Les dieux sont réunis autour du Feu qui flambe dans le char de Sûr-Yâh. Autour des héros, groupés dans une muette adoration, les vierges sacrées chantent en dansant une ronde autour du char du Soleil.

Derrière le char du Feu, le Dieu, manifesté sous la forme d’Indrah, trône sur un nuage couleur d’or. Harah est debout auprès de lui.

LES VIERGES

Nous venons à tes pieds, ô roi de nos campagnes ;
Pâles et pures, nous prions !
Voici l’or de nos bras, — voici l’or de nos pagnes,
Nous supplions !


Agnith ! que sur les dieux ta lumière rayonne !
Pâles et pures, nous prions !
Laisse ton char au ciel, dans les champs qu’il sillonne.
Nous supplions !

Sûr-Yâh ! ne laisse pas les hommes te séduire !
Pâles et pures, nous prions !
Et sur les champs du ciel longtemps puisses-tu luire.
Nous supplions !

Bhâno ! dans les palais que ta lumière dore,
Pâles et pures, nous prions !
Demeure parmi nous, la ronde qui t’adore,
Nous supplions !

Nous baisons tes genoux généreux, dieu de flamme !
Pâles et pures, nous prions !
Verse-toi sur nos corps, verse-toi dans notre âme.
Nous supplions !

ÎNDRAH, se prosternant devant le Feu.

Ô maître, tu créas et la terre et les cieux.
C’est toi qui dissipas l’obscurité profonde
En embrasant les airs de tes astres radieux.
Ô maître, je te dois la création du monde !

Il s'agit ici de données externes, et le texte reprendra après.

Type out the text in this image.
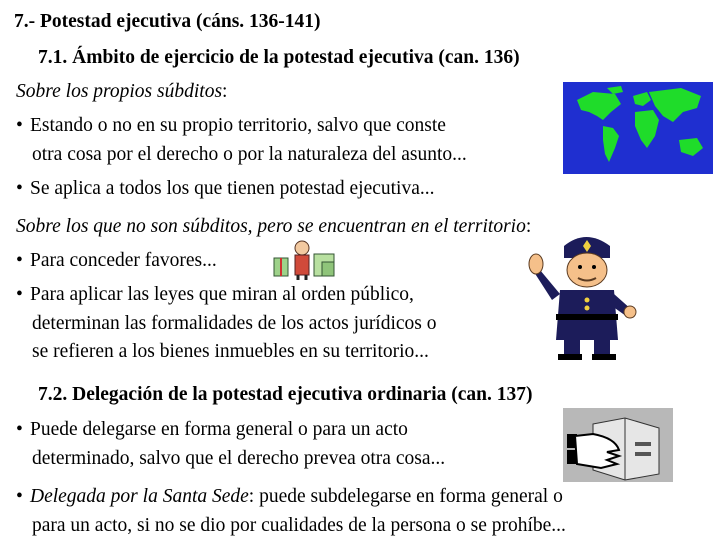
7.- Potestad ejecutiva (cáns. 136-141)
7.1. Ámbito de ejercicio de la potestad ejecutiva (can. 136)
Sobre los propios súbditos:
• Estando o no en su propio territorio, salvo que conste
otra cosa por el derecho o por la naturaleza del asunto...
• Se aplica a todos los que tienen potestad ejecutiva...
Sobre los que no son súbditos, pero se encuentran en el territorio:
• Para conceder favores...
• Para aplicar las leyes que miran al orden público,
determinan las formalidades de los actos jurídicos o
se refieren a los bienes inmuebles en su territorio...
7.2. Delegación de la potestad ejecutiva ordinaria (can. 137)
• Puede delegarse en forma general o para un acto
determinado, salvo que el derecho prevea otra cosa...
• Delegada por la Santa Sede: puede subdelegarse en forma general o
para un acto, si no se dio por cualidades de la persona o se prohíbe...
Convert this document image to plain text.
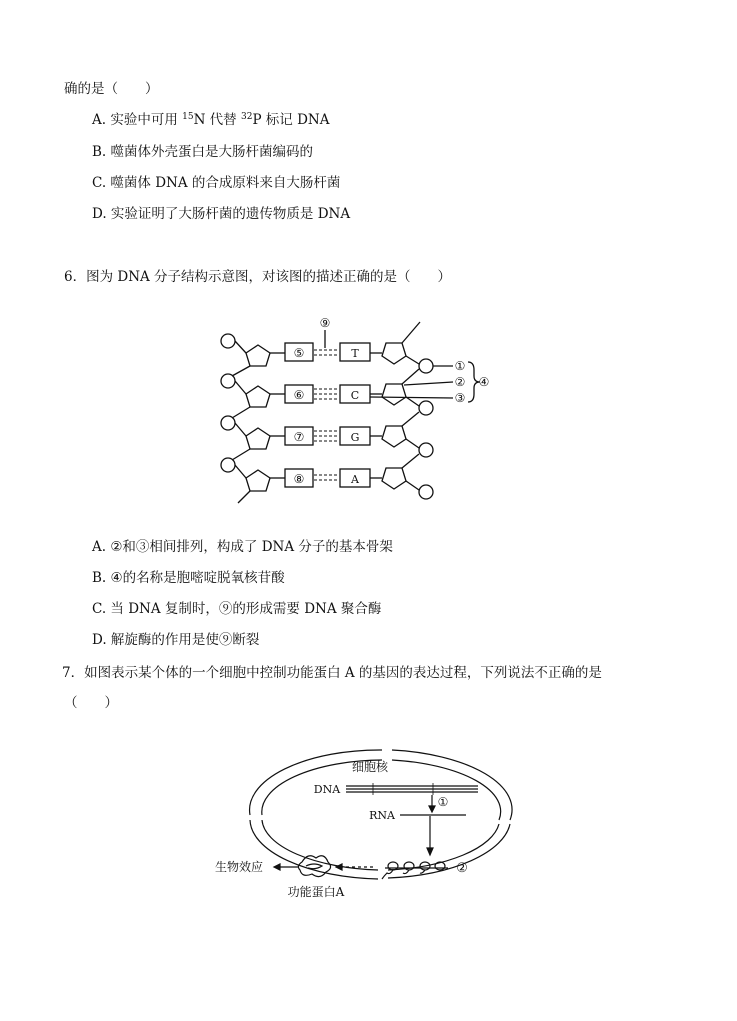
确的是（　　）
A. 实验中可用 $^{15}$N 代替 $^{32}$P 标记 DNA
B. 噬菌体外壳蛋白是大肠杆菌编码的
C. 噬菌体 DNA 的合成原料来自大肠杆菌
D. 实验证明了大肠杆菌的遗传物质是 DNA
6．图为 DNA 分子结构示意图，对该图的描述正确的是（　　）
⑤
⑥
⑦
⑧
T
C
G
A
⑨
①
②
③
④
细胞核
DNA
RNA
①
②
生物效应
功能蛋白A
A. ②和③相间排列，构成了 DNA 分子的基本骨架
B. ④的名称是胞嘧啶脱氧核苷酸
C. 当 DNA 复制时，⑨的形成需要 DNA 聚合酶
D. 解旋酶的作用是使⑨断裂
7．如图表示某个体的一个细胞中控制功能蛋白 A 的基因的表达过程，下列说法不正确的是
（　　）
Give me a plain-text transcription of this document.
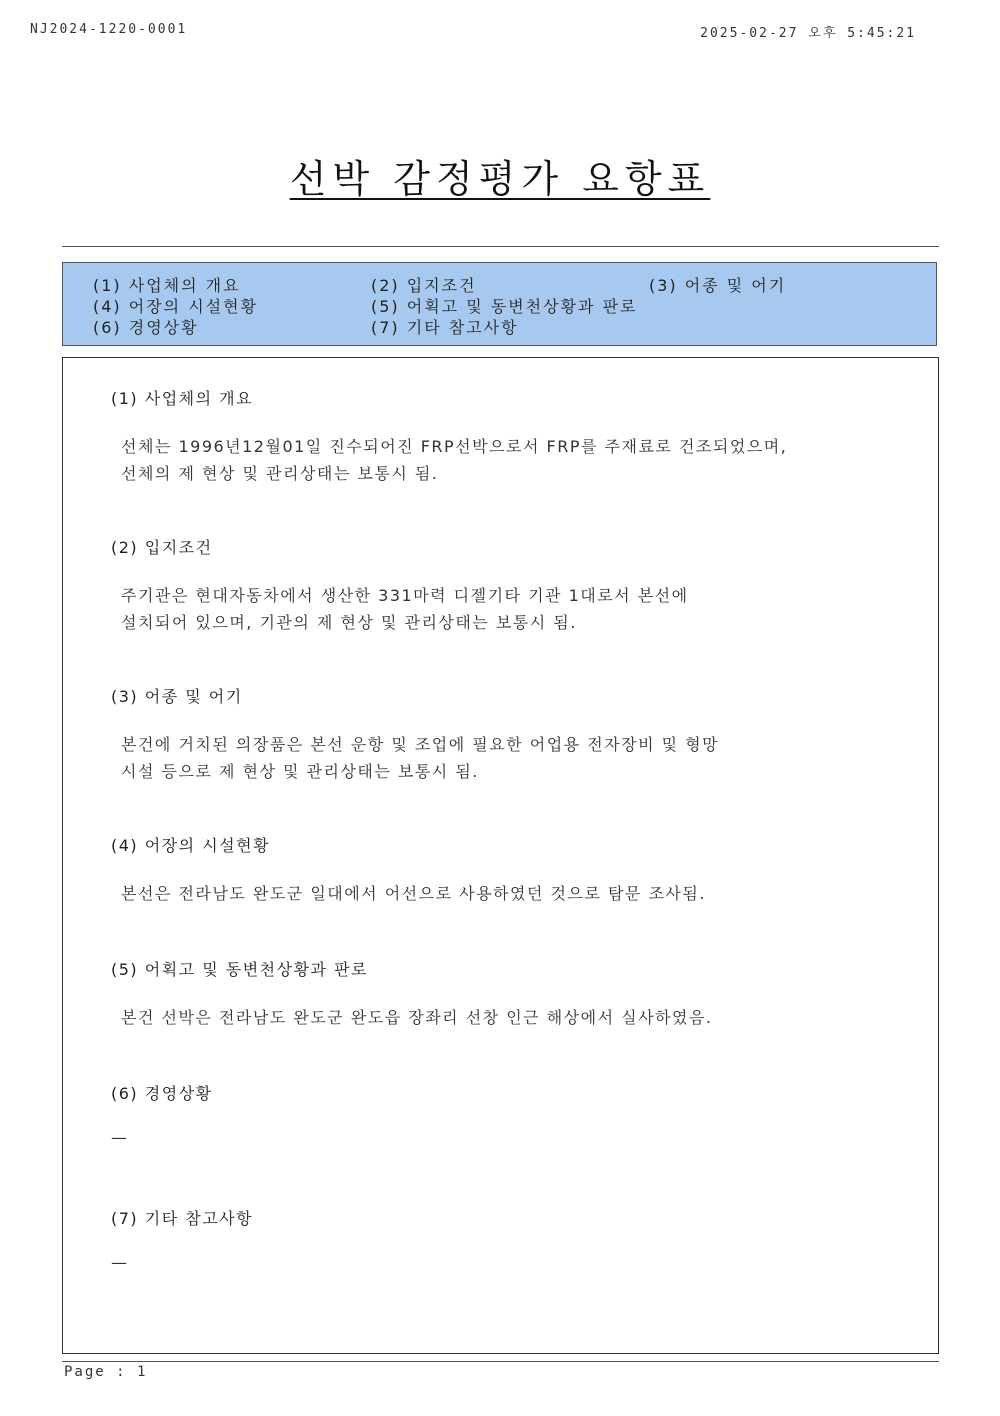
NJ2024-1220-0001	2025-02-27 오후 5:45:21
선박 감정평가 요항표
(1) 사업체의 개요	(2) 입지조건	(3) 어종 및 어기
(4) 어장의 시설현황	(5) 어획고 및 동변천상황과 판로
(6) 경영상황	(7) 기타 참고사항
(1) 사업체의 개요
선체는 1996년12월01일 진수되어진 FRP선박으로서 FRP를 주재료로 건조되었으며,
선체의 제 현상 및 관리상태는 보통시 됨.
(2) 입지조건
주기관은 현대자동차에서 생산한 331마력 디젤기타 기관 1대로서 본선에
설치되어 있으며, 기관의 제 현상 및 관리상태는 보통시 됨.
(3) 어종 및 어기
본건에 거치된 의장품은 본선 운항 및 조업에 필요한 어업용 전자장비 및 형망
시설 등으로 제 현상 및 관리상태는 보통시 됨.
(4) 어장의 시설현황
본선은 전라남도 완도군 일대에서 어선으로 사용하였던 것으로 탐문 조사됨.
(5) 어획고 및 동변천상황과 판로
본건 선박은 전라남도 완도군 완도읍 장좌리 선창 인근 해상에서 실사하였음.
(6) 경영상황
—
(7) 기타 참고사항
—
Page : 1
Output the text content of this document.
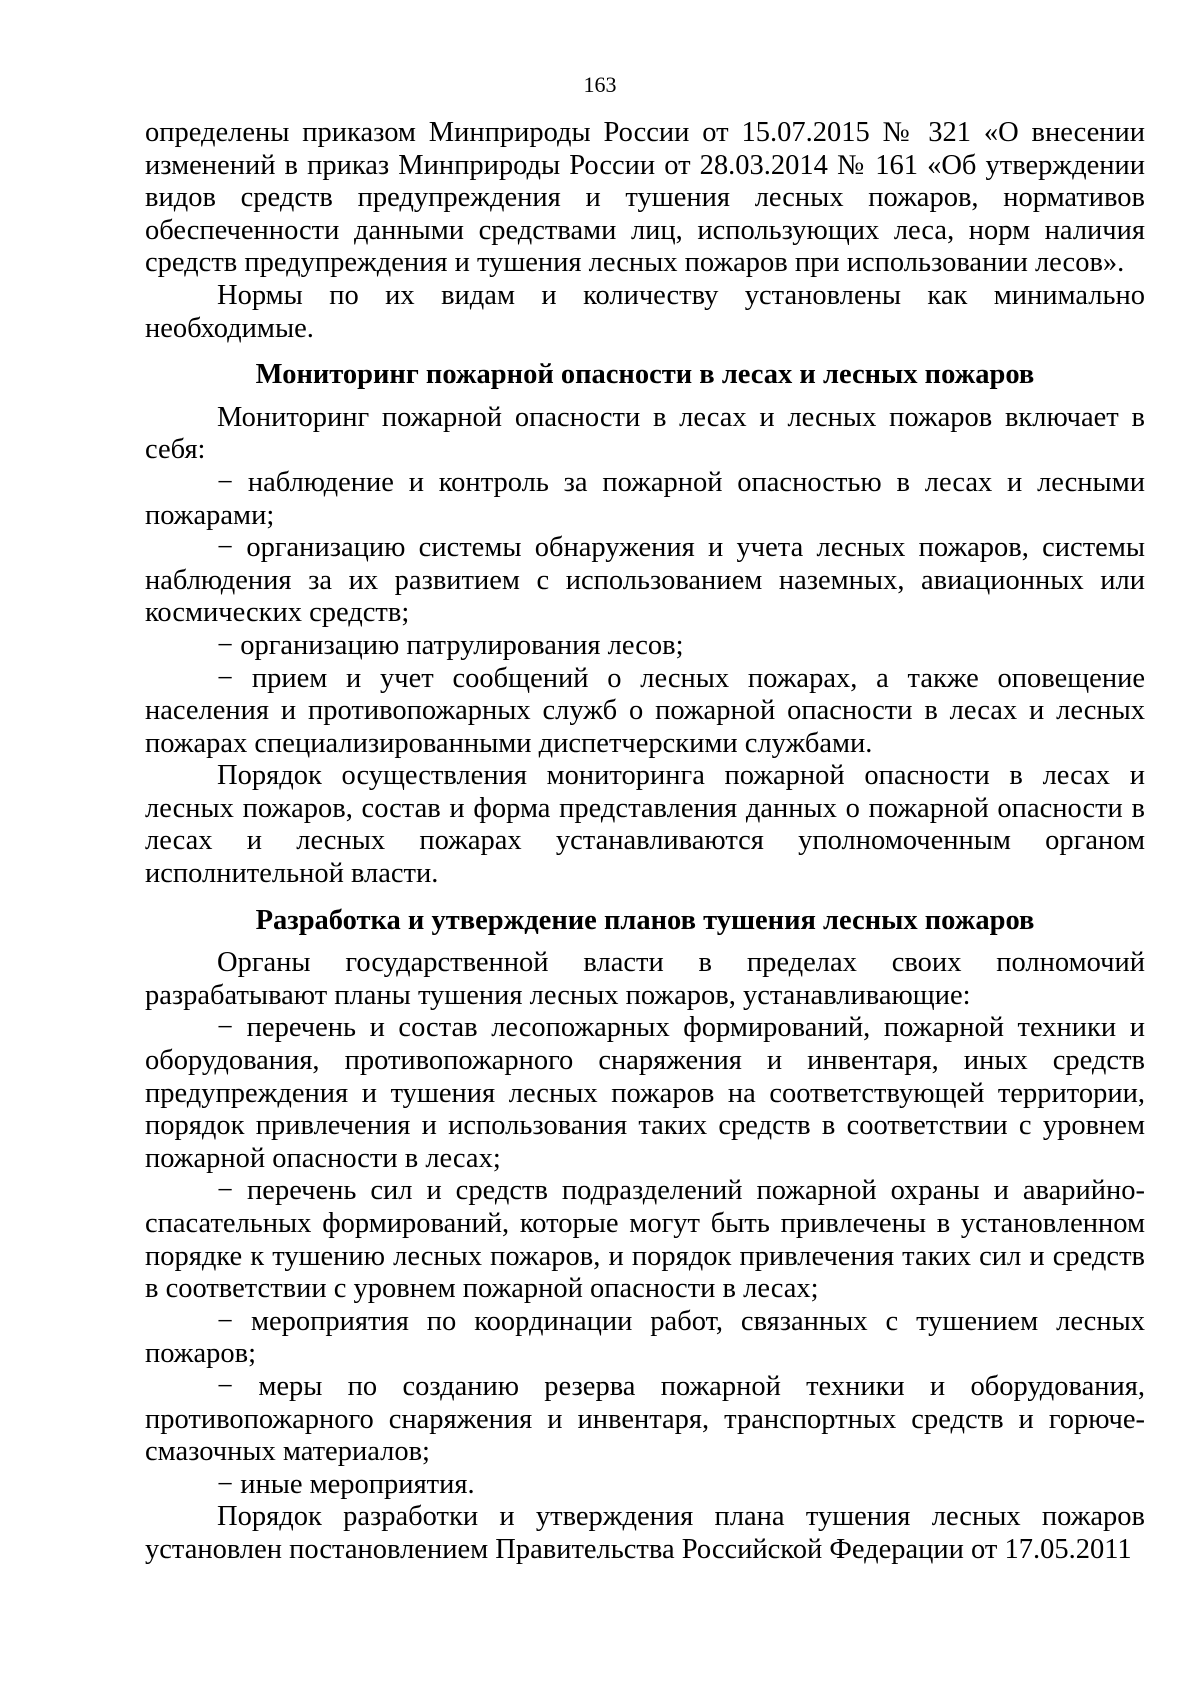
163

определены приказом Минприроды России от 15.07.2015 № 321 «О внесении изменений в приказ Минприроды России от 28.03.2014 № 161 «Об утверждении видов средств предупреждения и тушения лесных пожаров, нормативов обеспеченности данными средствами лиц, использующих леса, норм наличия средств предупреждения и тушения лесных пожаров при использовании лесов».

Нормы по их видам и количеству установлены как минимально необходимые.

Мониторинг пожарной опасности в лесах и лесных пожаров

Мониторинг пожарной опасности в лесах и лесных пожаров включает в себя:

− наблюдение и контроль за пожарной опасностью в лесах и лесными пожарами;

− организацию системы обнаружения и учета лесных пожаров, системы наблюдения за их развитием с использованием наземных, авиационных или космических средств;

− организацию патрулирования лесов;

− прием и учет сообщений о лесных пожарах, а также оповещение населения и противопожарных служб о пожарной опасности в лесах и лесных пожарах специализированными диспетчерскими службами.

Порядок осуществления мониторинга пожарной опасности в лесах и лесных пожаров, состав и форма представления данных о пожарной опасности в лесах и лесных пожарах устанавливаются уполномоченным органом исполнительной власти.

Разработка и утверждение планов тушения лесных пожаров

Органы государственной власти в пределах своих полномочий разрабатывают планы тушения лесных пожаров, устанавливающие:

− перечень и состав лесопожарных формирований, пожарной техники и оборудования, противопожарного снаряжения и инвентаря, иных средств предупреждения и тушения лесных пожаров на соответствующей территории, порядок привлечения и использования таких средств в соответствии с уровнем пожарной опасности в лесах;

− перечень сил и средств подразделений пожарной охраны и аварийно-спасательных формирований, которые могут быть привлечены в установленном порядке к тушению лесных пожаров, и порядок привлечения таких сил и средств в соответствии с уровнем пожарной опасности в лесах;

− мероприятия по координации работ, связанных с тушением лесных пожаров;

− меры по созданию резерва пожарной техники и оборудования, противопожарного снаряжения и инвентаря, транспортных средств и горюче-смазочных материалов;

− иные мероприятия.

Порядок разработки и утверждения плана тушения лесных пожаров установлен постановлением Правительства Российской Федерации от 17.05.2011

HARAH, se prosternant devant le Feu.

Ô maître de la terre et des cieux et des dieux,
C’est toi qui détruis tout avec ta flamme blonde,
En foudroyant de feu les jeunes et les vieux !
Ô maître, je te dois le tonnerre qui gronde !

LE FEU, parlant de son char.
S’adressant à Indrah.

Je suis le créateur de toute la nature.
C’est moi qui mets la vie en toute créature.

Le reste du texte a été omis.